Blogging

In the next month I will be less busy than usual, and to not get too lazy I decided to commit to publishing one article a day. The goals I’m working toward are becoming more persistent in finishing the tasks I choose to do, and improving my writing abilities, especially in English. So a post every day seems like a good excuse to practice and move towards those goals.

This challenge will definitely push me out of my comfort zone. I’m not that skilled at writing blog posts, and to be honest not even at writing in general. Also most of the writing I’ve done previously was in my native language, Italian, so a bit of English workout is waiting for me. Two other challenges are: finding interesting topics to write about every day, and my writing speed. To help me overcome the first one, being less busy will give me more time to think freely and use my imagination, plus I have a few saved article drafts that I can use. My writing speed is probably the hardest one. It directly relates to the quality of my writing, and for a beginner it’s worth spending time polishing each draft rather than writing a lot. But I’m 32, and it’s time to find a faster way to improve, even if it means producing less refined content. In any case, the speed is probably where I hope to see some progress at the end of this experiment.

How will I know if this challenge has been successful? I don’t really have any metrics available other than basic web analytics. I would say that what matters the most is to commit every day and try not to go a single day without publishing. Then in a month I will be able to check the progress in the archive page and count the days I missed.

Some blogging principles

Blogging is one of the best tools that writers have. Everything can go on a blog, from cooking and cat photos, to long essays about the meaning of nearly everything. While it’s comforting that nothing is off-topic, it also means I need to decide what belongs on my blog. What are my principles for writing here?
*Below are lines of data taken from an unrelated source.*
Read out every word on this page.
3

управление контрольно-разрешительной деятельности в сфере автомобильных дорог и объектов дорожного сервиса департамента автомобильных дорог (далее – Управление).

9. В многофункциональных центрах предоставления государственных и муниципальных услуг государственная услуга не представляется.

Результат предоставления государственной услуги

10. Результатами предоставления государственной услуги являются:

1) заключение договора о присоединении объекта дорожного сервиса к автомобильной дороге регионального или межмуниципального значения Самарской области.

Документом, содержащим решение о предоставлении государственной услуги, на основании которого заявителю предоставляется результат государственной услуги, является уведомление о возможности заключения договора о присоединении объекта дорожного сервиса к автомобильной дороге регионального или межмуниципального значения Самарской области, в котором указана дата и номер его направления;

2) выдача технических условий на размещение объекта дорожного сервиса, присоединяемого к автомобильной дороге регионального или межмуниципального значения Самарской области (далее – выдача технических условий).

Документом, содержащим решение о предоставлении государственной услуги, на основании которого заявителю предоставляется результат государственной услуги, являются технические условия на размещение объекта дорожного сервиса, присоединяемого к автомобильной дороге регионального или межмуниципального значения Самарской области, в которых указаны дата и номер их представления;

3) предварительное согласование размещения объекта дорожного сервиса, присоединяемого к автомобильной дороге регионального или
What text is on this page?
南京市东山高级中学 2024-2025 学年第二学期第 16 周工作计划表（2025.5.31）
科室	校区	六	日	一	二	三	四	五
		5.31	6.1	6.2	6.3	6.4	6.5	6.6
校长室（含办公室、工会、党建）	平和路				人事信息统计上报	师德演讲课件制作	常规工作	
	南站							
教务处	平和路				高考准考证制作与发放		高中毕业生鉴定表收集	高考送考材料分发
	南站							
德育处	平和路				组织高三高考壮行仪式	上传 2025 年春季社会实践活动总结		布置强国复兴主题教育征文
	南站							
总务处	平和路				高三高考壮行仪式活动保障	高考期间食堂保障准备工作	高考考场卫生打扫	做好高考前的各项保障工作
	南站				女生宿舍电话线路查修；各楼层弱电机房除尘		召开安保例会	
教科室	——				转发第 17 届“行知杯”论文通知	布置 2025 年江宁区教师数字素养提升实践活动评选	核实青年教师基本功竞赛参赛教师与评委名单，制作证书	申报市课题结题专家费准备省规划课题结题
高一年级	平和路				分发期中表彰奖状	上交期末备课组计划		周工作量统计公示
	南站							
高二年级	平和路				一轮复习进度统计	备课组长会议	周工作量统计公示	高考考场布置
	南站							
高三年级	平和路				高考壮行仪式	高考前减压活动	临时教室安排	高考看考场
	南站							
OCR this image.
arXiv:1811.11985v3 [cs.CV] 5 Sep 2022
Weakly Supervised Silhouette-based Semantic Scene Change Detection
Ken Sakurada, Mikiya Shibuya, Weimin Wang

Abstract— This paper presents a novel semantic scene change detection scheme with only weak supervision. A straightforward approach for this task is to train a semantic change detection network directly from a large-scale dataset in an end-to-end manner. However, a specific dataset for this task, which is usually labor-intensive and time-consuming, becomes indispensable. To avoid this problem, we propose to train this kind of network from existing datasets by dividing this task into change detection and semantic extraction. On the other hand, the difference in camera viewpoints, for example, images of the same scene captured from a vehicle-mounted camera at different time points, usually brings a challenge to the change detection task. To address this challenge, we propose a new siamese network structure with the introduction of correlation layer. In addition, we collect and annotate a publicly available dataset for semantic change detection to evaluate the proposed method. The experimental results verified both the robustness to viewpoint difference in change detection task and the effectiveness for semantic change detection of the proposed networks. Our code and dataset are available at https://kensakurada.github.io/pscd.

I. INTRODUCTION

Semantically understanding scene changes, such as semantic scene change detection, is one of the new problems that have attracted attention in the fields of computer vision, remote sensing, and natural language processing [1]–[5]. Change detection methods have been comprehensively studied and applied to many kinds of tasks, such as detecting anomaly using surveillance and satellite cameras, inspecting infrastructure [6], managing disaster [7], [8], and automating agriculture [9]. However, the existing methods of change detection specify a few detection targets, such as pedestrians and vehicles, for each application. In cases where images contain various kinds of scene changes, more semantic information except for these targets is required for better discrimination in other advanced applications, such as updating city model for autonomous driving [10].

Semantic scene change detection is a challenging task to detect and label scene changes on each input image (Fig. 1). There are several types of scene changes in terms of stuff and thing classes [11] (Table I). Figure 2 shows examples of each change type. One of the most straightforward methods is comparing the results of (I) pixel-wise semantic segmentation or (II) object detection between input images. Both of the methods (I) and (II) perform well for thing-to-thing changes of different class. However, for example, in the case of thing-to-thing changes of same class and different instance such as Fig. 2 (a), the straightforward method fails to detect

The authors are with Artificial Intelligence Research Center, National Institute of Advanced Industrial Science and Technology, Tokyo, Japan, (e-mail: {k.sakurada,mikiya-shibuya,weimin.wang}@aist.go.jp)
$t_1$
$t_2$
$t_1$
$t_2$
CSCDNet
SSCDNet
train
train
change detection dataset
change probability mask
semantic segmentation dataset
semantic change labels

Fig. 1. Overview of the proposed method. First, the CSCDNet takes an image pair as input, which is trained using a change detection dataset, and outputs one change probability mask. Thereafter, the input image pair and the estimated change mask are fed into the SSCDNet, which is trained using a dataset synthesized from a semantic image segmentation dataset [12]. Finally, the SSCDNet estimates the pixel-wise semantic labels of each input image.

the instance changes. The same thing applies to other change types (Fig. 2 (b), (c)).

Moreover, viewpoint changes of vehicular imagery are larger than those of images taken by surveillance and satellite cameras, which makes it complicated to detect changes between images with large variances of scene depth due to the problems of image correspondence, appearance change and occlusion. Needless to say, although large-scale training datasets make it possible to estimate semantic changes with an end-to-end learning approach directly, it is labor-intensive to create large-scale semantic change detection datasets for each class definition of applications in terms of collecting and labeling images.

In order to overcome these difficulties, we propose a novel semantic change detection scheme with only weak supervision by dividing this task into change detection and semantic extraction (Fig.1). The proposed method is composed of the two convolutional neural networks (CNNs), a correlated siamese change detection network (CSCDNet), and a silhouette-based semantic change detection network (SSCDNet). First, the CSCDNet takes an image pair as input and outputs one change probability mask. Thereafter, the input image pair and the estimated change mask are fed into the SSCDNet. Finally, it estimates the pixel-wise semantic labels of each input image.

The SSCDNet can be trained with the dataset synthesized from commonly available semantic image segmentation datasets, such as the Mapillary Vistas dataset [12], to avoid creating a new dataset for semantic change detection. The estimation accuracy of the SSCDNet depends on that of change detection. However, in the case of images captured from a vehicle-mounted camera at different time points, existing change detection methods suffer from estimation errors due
I put down a few guidelines that I want to follow:

  • One core idea per post. This comes naturally since a post should be an idea or an opinion condensed in a small space. The hard part is sticking to the topic and not letting the discourse go in multiple directions. Having a short amount of time will also force me to keep my ideas small — I always tend to think too big.
  • Be concise. This is more about the form than the content. People don’t have an infinite amount of time to spend reading a random post, so the more I can condense information while keeping a good rhythm, the better the result will be. A good technique is to quickly write a raw draft first, then do the polishing later, cutting the unnecessary and rewriting the parts that are unclear.
  • Keep it mine. I believe that good writing is personal, bad writing is anonymous. There are no rules for good or bad writing on a blog, but the posts I appreciate more are the ones that give a perspective, an opinion, or more in general that tell a personal story. A personal blog should be a diary, a conversation with the reader. So in my posts I will put my real thoughts, not trying to be fair or even right.
  • Write manually. This should be obvious, otherwise why put so much effort in it? Recent algorithms can put together a decent post and with a few tweaks I bet it can resemble something written by a human. We live in a strange time where machine-generated content is sprawling all over the web, with or without humans behind it. I see generated articles, generated comments on social media, generated images and code all over the place. I don’t like it and I don’t want to collaborate. Writing is like a muscle, it needs proper constant training to grow. Keeping a blog is a gym for the modern writer, so write it manually or don’t write it at all. Writing is one of the most effective ways to organise your thoughts in a cohesive way. Paraphrasing Paul Graham, if you delegate this process entirely to the machine, not only you never learn how to write, but you lose one of the best ways that helps you think better.
  • Be positive. To write angry rants, complain that everything is shit, that we deserve better without taking any action, it’s easy. It really is. But it has consequences. Look at how overexposure to media generates stress and anxiety in people and fuel anger and depression. The hard task here is to write interesting content using a positive attitude. I don’t like the forced optimism culture, too often delivered with large smiles, because I don’t feel it’s authentic, I don’t feel it really comes from a genuine place, but from the stakes involved or ideology. Instead, I like genuine positive thinking, which comes from putting content into the world with the intention of making it a little more interesting, useful, or thoughtful than before.

Enough rambling about blogging for today. A new article is already boiling. Wish me luck.